The nation is finally in full recovery mode. The housing market is improving and jobs are coming back. Commercial, residential, and nonresidential construction is, at long last, increasing. With Standard and Poor’s Rating Services also reporting the strongest state and local credit conditions in a decade, it’s time to get back to business as usual.
This sentiment is reflected in our 10th annual survey on how readers use architecture, engineering, and construction (AEC) services. As one respondent whose department spent more than $1 million on outside expertise over the last year says, “Delayed projects are starting back up.”
The problem is, too many projects were placed on hold during the Great Recession.
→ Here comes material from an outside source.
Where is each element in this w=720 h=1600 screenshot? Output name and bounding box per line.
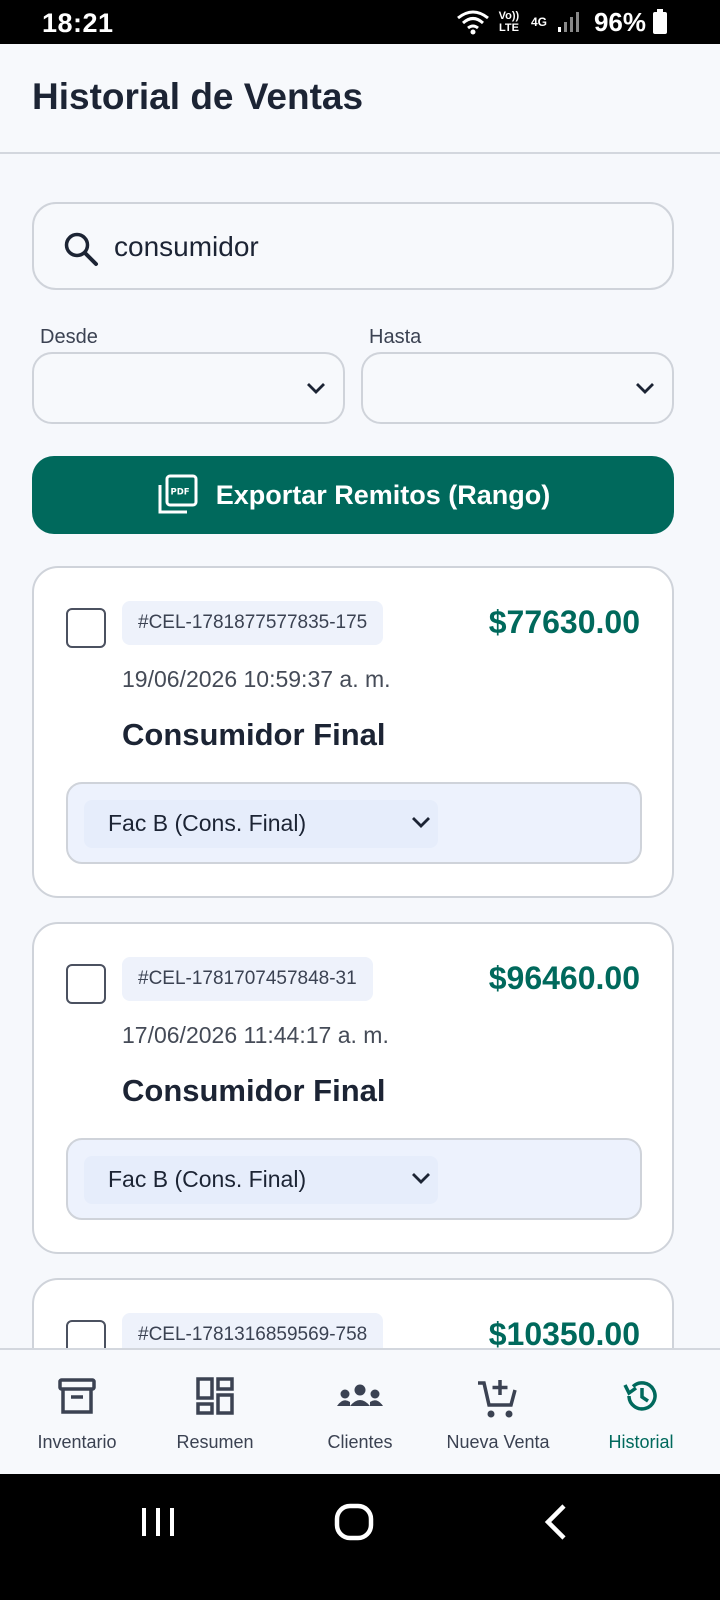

Now, public works departments have too much work and not enough bandwidth to deliver it on their own.
The public sector is recovering at a snail’s pace as state and local budgets await a boost from lagging property and income taxes. Despite five consecutive years of budget growth and low inflation, the National Association of State Budget Officers reports that general fund spending remains below the 2008 pre-recession peak.
Rising consumer confidence may lead to more sales tax-supported bonds and voters approving tax increases to support a return to pre-recession service levels — and, dare we hope, staffing levels. Until then, many agencies are turning to AEC firms for the expertise and manpower needed to complete projects.
To put it simply, “yes, the city has fewer employees,” says a streets operations manager from the West whose department spent $300,000 to $400,000 last year to complete six to 10 projects.